Georgia’s population growth is among the most rapid in the nation. In the last decade, the state’s population has increased by more than 1.7 million. This explosive growth is transforming the Georgia renowned for its history, distinctive charm, and ancient, sweeping magnolias into a Georgia whose roots may soon be unrecognizable—a Georgia of clogged highways, razed fields, and sprawling cities.

Certainly some growth can be beneficial. Early in the twentieth century, when Georgia was sparsely populated, more people meant more jobs and more opportunities. And in a state with considerable land area and few people, every new resident lowers the cost of providing basic services to all. But as an area becomes more populated, its infrastructure bumps up against its carrying capacity. Police forces, roads, and schools no longer satisfy the demands of a growing population. Farmland and forests are sacrificed to strip malls and housing developments. And eventually growth no longer lowers the average cost of services, but instead raises it. When this point is reached, growth increases the tax burden on communities; the revenue brought in by new growth is outweighed by the costs it creates.2

Georgia, the sixth-fastest growing state in the country, has reached this downside to growth. Its open space is vanishing, its highways are clogged with polluting traffic jams, and every day, 50 acres of its farmland and open space are lost to development.3

This study explores the detrimental effects of population growth on Georgia, first sketching the dimensions of Georgia’s expected population growth and then addressing what these projections mean for the state’s infrastructure, environment, and quality of life. The final section works through some strategies for slowing growth and preserving the robust economy of the present while also safeguarding Georgia’s future.

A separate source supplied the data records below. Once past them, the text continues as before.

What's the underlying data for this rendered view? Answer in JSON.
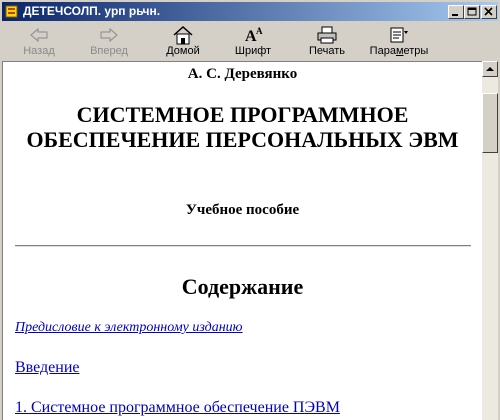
{
  "window": {
    "title": "ДЕТЕЧСОЛП. урп рьчн."
  },
  "toolbar": {
    "back_label": "Назад",
    "forward_label": "Вперед",
    "home_label": "Домой",
    "font_label": "Шрифт",
    "print_label": "Печать",
    "options_prefix": "Пара",
    "options_hotkey": "м",
    "options_suffix": "етры"
  },
  "document": {
    "author": "А. С. Деревянко",
    "title": "СИСТЕМНОЕ ПРОГРАММНОЕ ОБЕСПЕЧЕНИЕ ПЕРСОНАЛЬНЫХ ЭВМ",
    "subtitle": "Учебное пособие",
    "toc_heading": "Содержание",
    "toc": [
      "Предисловие к электронному изданию",
      "Введение",
      "1. Системное программное обеспечение ПЭВМ"
    ]
  },
  "colors": {
    "titlebar_start": "#0a246a",
    "titlebar_end": "#a6caf0",
    "link": "#0000c0"
  }
}
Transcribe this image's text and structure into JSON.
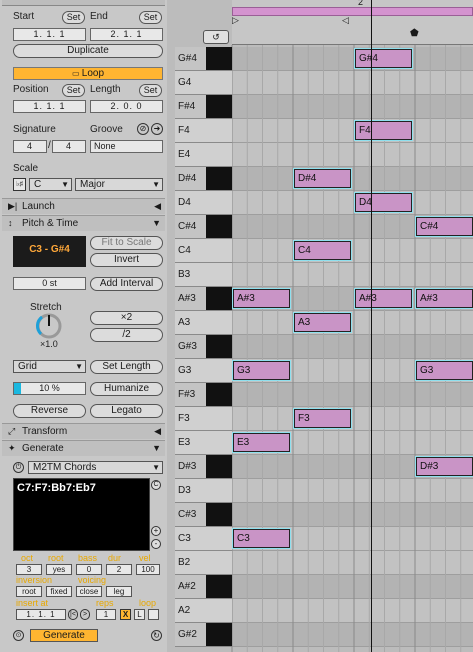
{
  "clip": {
    "start_label": "Start",
    "end_label": "End",
    "set": "Set",
    "start_val": "1.   1.   1",
    "end_val": "2.   1.   1",
    "duplicate": "Duplicate",
    "loop": "Loop",
    "position_label": "Position",
    "length_label": "Length",
    "position_val": "1.   1.   1",
    "length_val": "2.   0.   0",
    "signature_label": "Signature",
    "groove_label": "Groove",
    "sig_num": "4",
    "sig_den": "4",
    "groove_val": "None",
    "scale_label": "Scale",
    "scale_root": "C",
    "scale_mode": "Major"
  },
  "launch": {
    "title": "Launch"
  },
  "pitch": {
    "title": "Pitch & Time",
    "range": "C3 - G#4",
    "fit_to_scale": "Fit to Scale",
    "invert": "Invert",
    "transpose": "0 st",
    "add_interval": "Add Interval",
    "stretch_label": "Stretch",
    "stretch_val": "×1.0",
    "times2": "×2",
    "div2": "/2",
    "grid": "Grid",
    "set_length": "Set Length",
    "percent": "10 %",
    "humanize": "Humanize",
    "reverse": "Reverse",
    "legato": "Legato"
  },
  "transform": {
    "title": "Transform"
  },
  "generate": {
    "title": "Generate",
    "device": "M2TM Chords",
    "chords": "C7:F7:Bb7:Eb7",
    "c_btn": "C",
    "oct_label": "oct",
    "root_label": "root",
    "bass_label": "bass",
    "dur_label": "dur",
    "vel_label": "vel",
    "oct": "3",
    "root": "yes",
    "bass": "0",
    "dur": "2",
    "vel": "100",
    "inversion_label": "inversion",
    "voicing_label": "voicing",
    "inv_root": "root",
    "inv_fixed": "fixed",
    "voi_close": "close",
    "voi_leg": "leg",
    "insert_label": "insert at",
    "reps_label": "reps",
    "loop_label": "loop",
    "insert_val": "1.   1.   1",
    "reps_val": "1",
    "x_btn": "X",
    "l_btn": "L",
    "button": "Generate"
  },
  "ruler": {
    "marker": "2"
  },
  "keys": [
    {
      "name": "G#4",
      "black": true
    },
    {
      "name": "G4",
      "black": false
    },
    {
      "name": "F#4",
      "black": true
    },
    {
      "name": "F4",
      "black": false
    },
    {
      "name": "E4",
      "black": false
    },
    {
      "name": "D#4",
      "black": true
    },
    {
      "name": "D4",
      "black": false
    },
    {
      "name": "C#4",
      "black": true
    },
    {
      "name": "C4",
      "black": false
    },
    {
      "name": "B3",
      "black": false
    },
    {
      "name": "A#3",
      "black": true
    },
    {
      "name": "A3",
      "black": false
    },
    {
      "name": "G#3",
      "black": true
    },
    {
      "name": "G3",
      "black": false
    },
    {
      "name": "F#3",
      "black": true
    },
    {
      "name": "F3",
      "black": false
    },
    {
      "name": "E3",
      "black": false
    },
    {
      "name": "D#3",
      "black": true
    },
    {
      "name": "D3",
      "black": false
    },
    {
      "name": "C#3",
      "black": true
    },
    {
      "name": "C3",
      "black": false
    },
    {
      "name": "B2",
      "black": false
    },
    {
      "name": "A#2",
      "black": true
    },
    {
      "name": "A2",
      "black": false
    },
    {
      "name": "G#2",
      "black": true
    }
  ],
  "notes": [
    {
      "pitch": "G#4",
      "label": "G#4",
      "slot": 2
    },
    {
      "pitch": "F4",
      "label": "F4",
      "slot": 2
    },
    {
      "pitch": "D#4",
      "label": "D#4",
      "slot": 1
    },
    {
      "pitch": "D4",
      "label": "D4",
      "slot": 2
    },
    {
      "pitch": "C#4",
      "label": "C#4",
      "slot": 3
    },
    {
      "pitch": "C4",
      "label": "C4",
      "slot": 1
    },
    {
      "pitch": "A#3",
      "label": "A#3",
      "slot": 0
    },
    {
      "pitch": "A#3",
      "label": "A#3",
      "slot": 2
    },
    {
      "pitch": "A#3",
      "label": "A#3",
      "slot": 3
    },
    {
      "pitch": "A3",
      "label": "A3",
      "slot": 1
    },
    {
      "pitch": "G3",
      "label": "G3",
      "slot": 0
    },
    {
      "pitch": "G3",
      "label": "G3",
      "slot": 3
    },
    {
      "pitch": "F3",
      "label": "F3",
      "slot": 1
    },
    {
      "pitch": "E3",
      "label": "E3",
      "slot": 0
    },
    {
      "pitch": "D#3",
      "label": "D#3",
      "slot": 3
    },
    {
      "pitch": "C3",
      "label": "C3",
      "slot": 0
    }
  ],
  "colors": {
    "loop": "#ffb531",
    "note": "#c994c6",
    "accent": "#e8a800"
  }
}
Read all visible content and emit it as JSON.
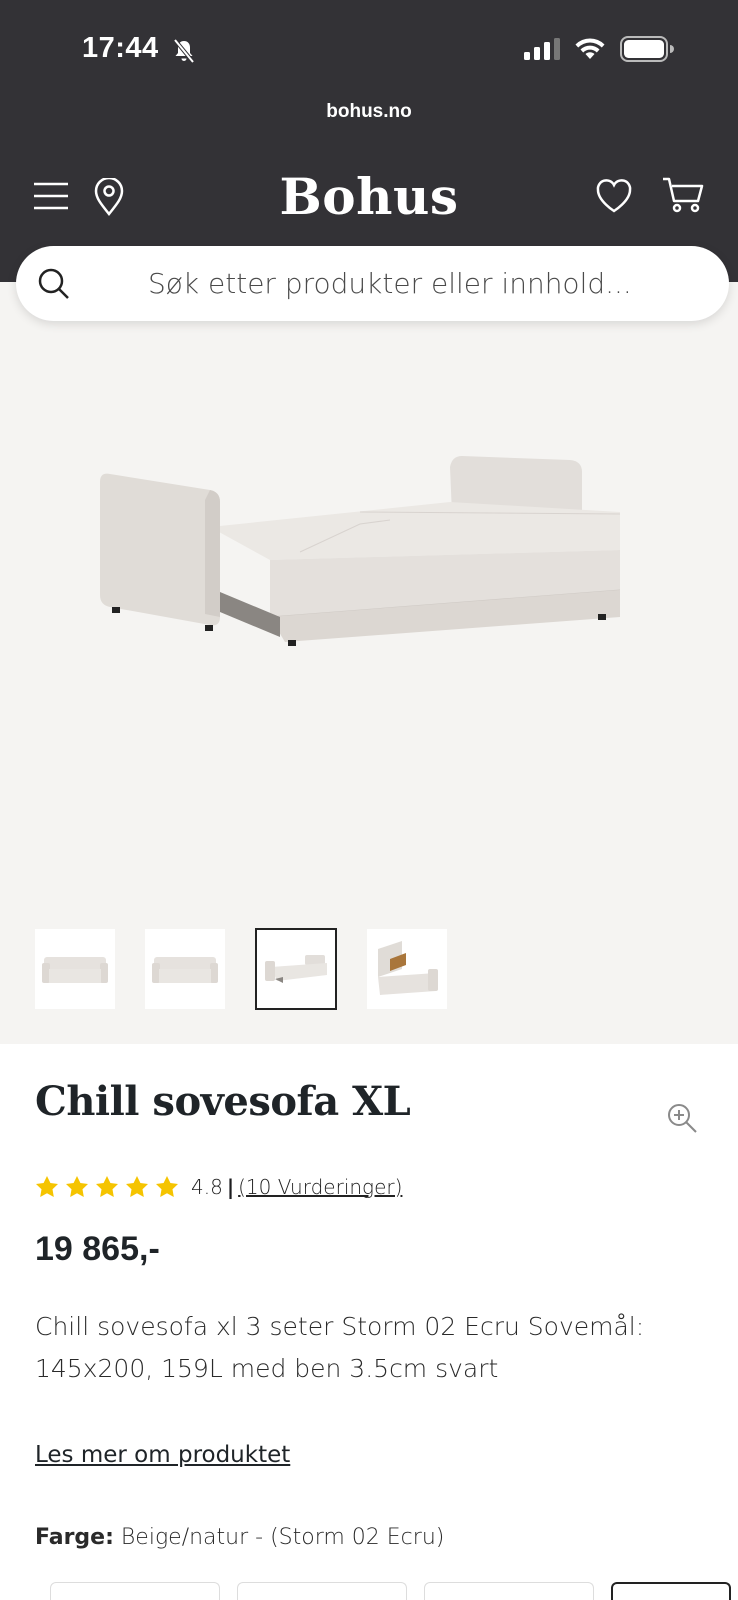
{
  "status_bar": {
    "time": "17:44"
  },
  "browser": {
    "url": "bohus.no"
  },
  "header": {
    "brand": "Bohus"
  },
  "search": {
    "placeholder": "Søk etter produkter eller innhold..."
  },
  "product": {
    "title": "Chill sovesofa XL",
    "rating": {
      "stars": 5,
      "score": "4.8",
      "separator": "|",
      "reviews": "(10 Vurderinger)"
    },
    "price": "19 865,-",
    "description": "Chill sovesofa xl 3 seter Storm 02 Ecru Sovemål: 145x200, 159L med ben 3.5cm svart",
    "read_more": "Les mer om produktet",
    "color_label": "Farge:",
    "color_value": "Beige/natur - (Storm 02 Ecru)"
  },
  "gallery": {
    "thumbnail_count": 4,
    "active_thumbnail": 3
  },
  "colors": {
    "header_bg": "#333236",
    "gallery_bg": "#f5f4f2",
    "star": "#f5c400",
    "text": "#1f2428"
  }
}
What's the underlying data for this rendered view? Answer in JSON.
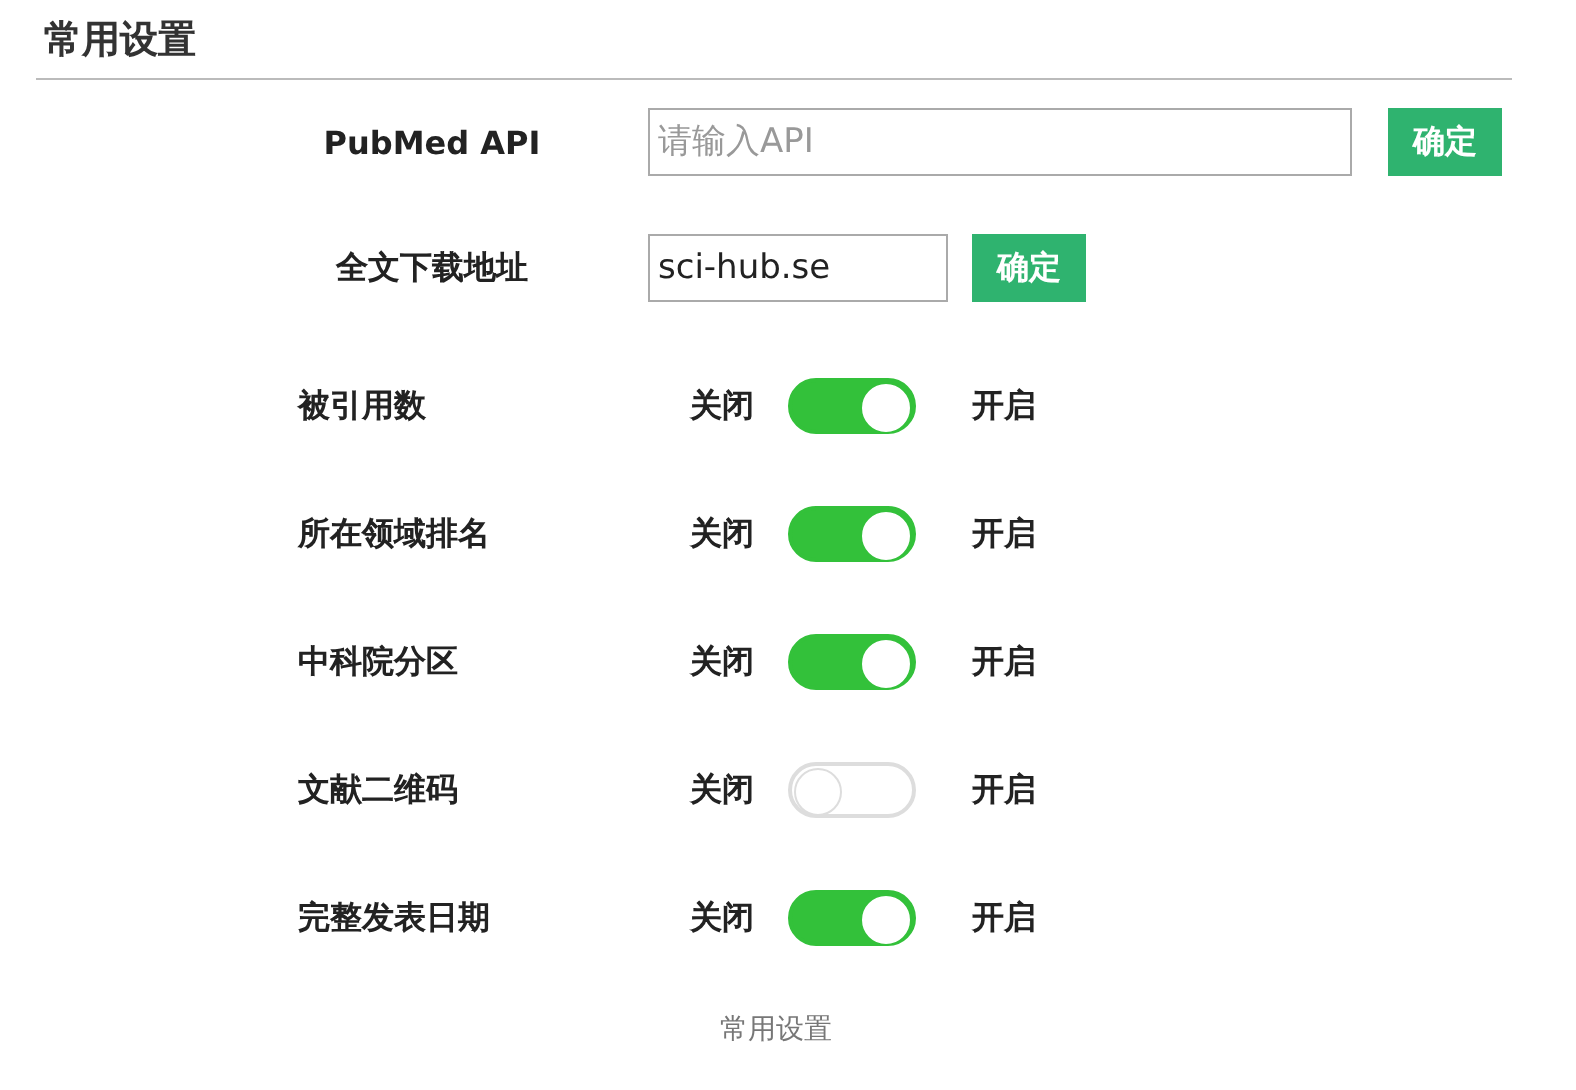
{
  "title": "常用设置",
  "fields": [
    {
      "label": "PubMed API",
      "placeholder": "请输入API",
      "button": "确定",
      "wide": true
    },
    {
      "label": "全文下载地址",
      "value": "sci-hub.se",
      "button": "确定",
      "wide": false
    }
  ],
  "switches": [
    {
      "label": "被引用数",
      "off_label": "关闭",
      "on_label": "开启",
      "on": true
    },
    {
      "label": "所在领域排名",
      "off_label": "关闭",
      "on_label": "开启",
      "on": true
    },
    {
      "label": "中科院分区",
      "off_label": "关闭",
      "on_label": "开启",
      "on": true
    },
    {
      "label": "文献二维码",
      "off_label": "关闭",
      "on_label": "开启",
      "on": false
    },
    {
      "label": "完整发表日期",
      "off_label": "关闭",
      "on_label": "开启",
      "on": true
    }
  ],
  "footer": "常用设置"
}
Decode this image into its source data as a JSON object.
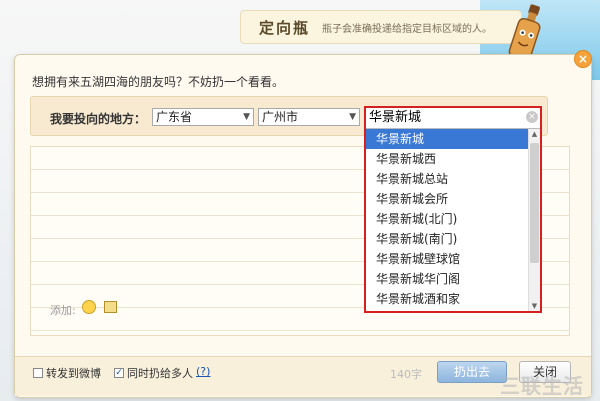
{
  "header": {
    "title": "定向瓶",
    "description": "瓶子会准确投递给指定目标区域的人。"
  },
  "dialog": {
    "question": "想拥有来五湖四海的朋友吗？不妨扔一个看看。",
    "destination_label": "我要投向的地方：",
    "province": "广东省",
    "city": "广州市",
    "search_value": "华景新城",
    "suggestions": [
      "华景新城",
      "华景新城西",
      "华景新城总站",
      "华景新城会所",
      "华景新城(北门)",
      "华景新城(南门)",
      "华景新城壁球馆",
      "华景新城华门阁",
      "华景新城酒和家"
    ],
    "selected_index": 0,
    "add_label": "添加:",
    "close_symbol": "×"
  },
  "footer": {
    "repost_weibo": "转发到微博",
    "throw_to_many": "同时扔给多人",
    "help": "(?)",
    "char_count": "140字",
    "throw_button": "扔出去",
    "close_button": "关闭"
  },
  "watermark": "三联生活",
  "colors": {
    "accent_blue": "#3a78d6",
    "highlight_red": "#d42020",
    "close_orange": "#f5a23a"
  }
}
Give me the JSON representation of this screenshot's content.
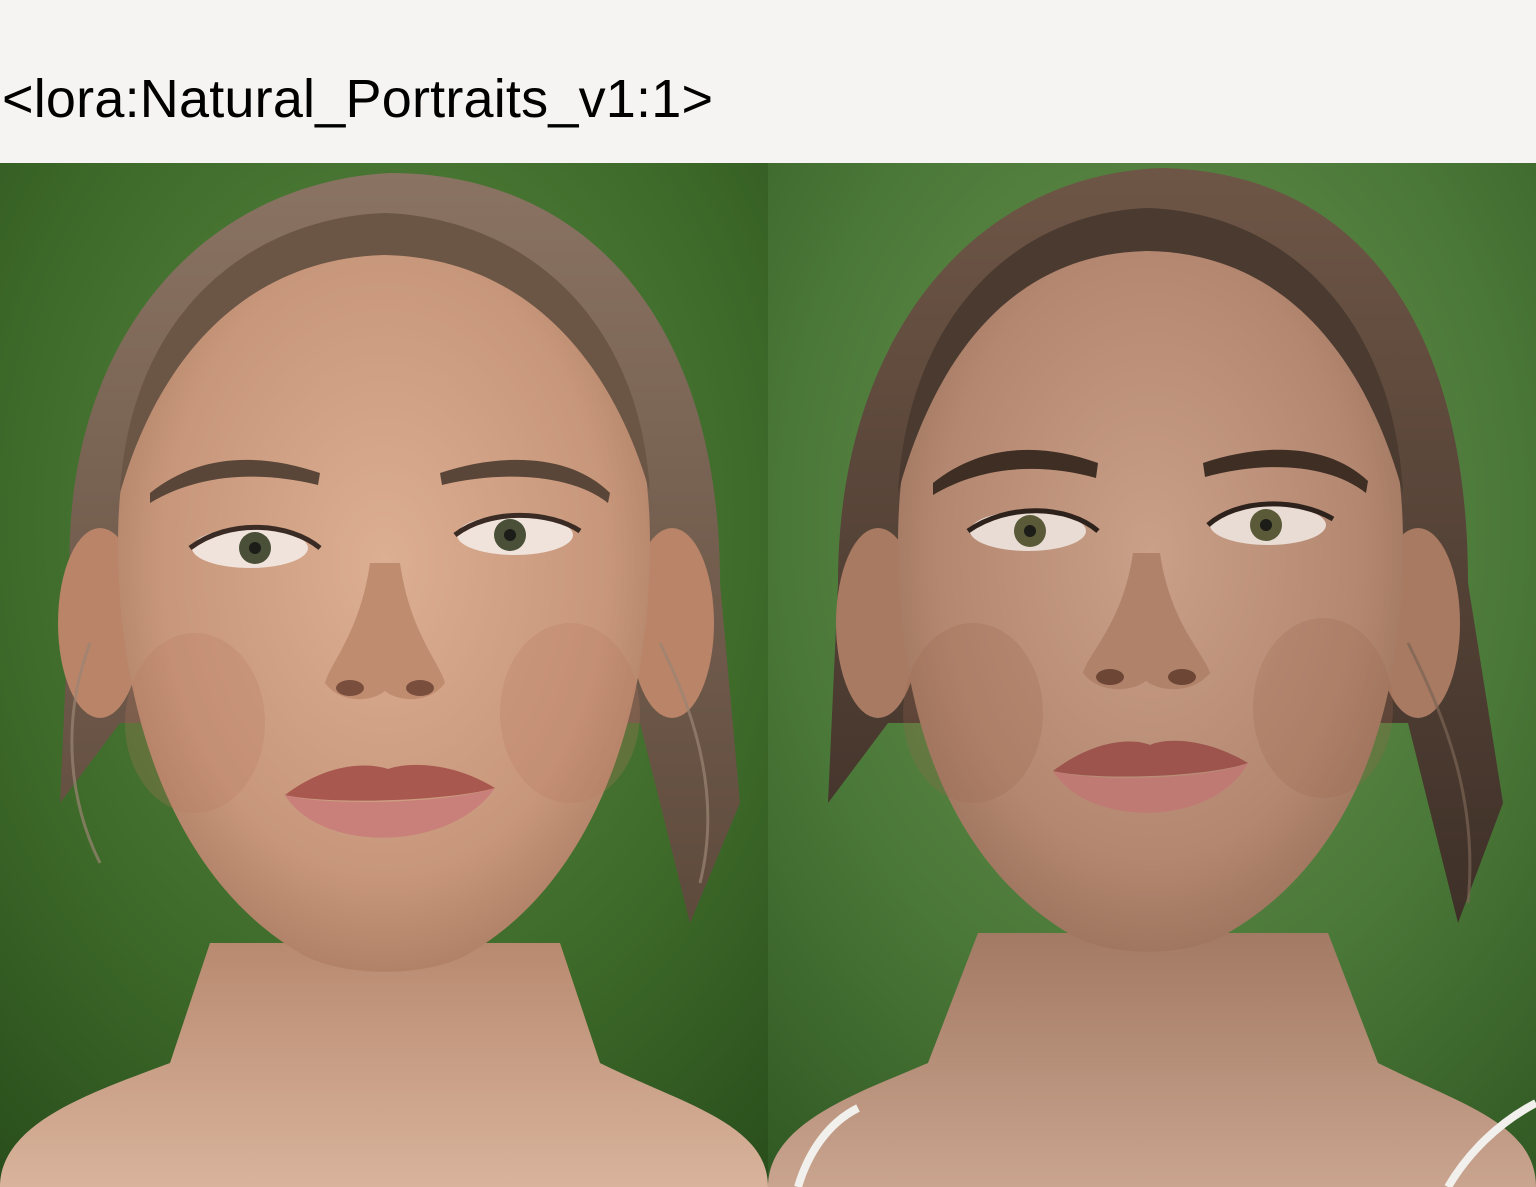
{
  "header": {
    "caption": "<lora:Natural_Portraits_v1:1>"
  },
  "images": [
    {
      "id": "left",
      "icon": "portrait-photo-icon",
      "colors": {
        "bg": "#3f6e2c",
        "skin": "#c9997e",
        "hair": "#6b5646",
        "lips": "#b5655b"
      }
    },
    {
      "id": "right",
      "icon": "portrait-photo-icon",
      "colors": {
        "bg": "#4c7a3a",
        "skin": "#b98a70",
        "hair": "#4a3a30",
        "lips": "#a8605a"
      }
    }
  ]
}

I. Sketching the Demographic Picture

In the early 1950’s, Georgia’s population was just over 3.5 million. Today, according to the 2000 Census, it stands at over 8.1 million.4 In just fifty years, Georgia has more than doubled.

In the last ten years alone, Georgia grew by 26 percent—one-fifth faster than the rest of the nation. Between 1995 and 2000, the state had a net increase of over one million people—the fourth largest net gain in the nation. Georgia adds about 540 people every day.

What accounts for Georgia’s rapid growth? Populations grow or shrink as a result of shifts in net migration (people moving into the state minus people moving out of it) and natural increase (births minus deaths). Between April 1, 1990 and July 1, 1999, natural increase in Georgia accounted for net growth of 527,844. During the same period, the Census Bureau estimates net domestic migration for Georgia at 665,418 and net international migration at 105,839. Thus, 40 percent of all growth in Georgia came from natural increase, and 60 percent came from migration from other states and countries.5

The impact of foreign immigration is somewhat greater than these numbers indicate. Immigrant births and deaths are included under native births and native deaths. And some people may move from Cuba or Haiti to Florida or New York, for example, and then move to Georgia. These are counted as domestic migrants, but in fact they are foreign immigrants.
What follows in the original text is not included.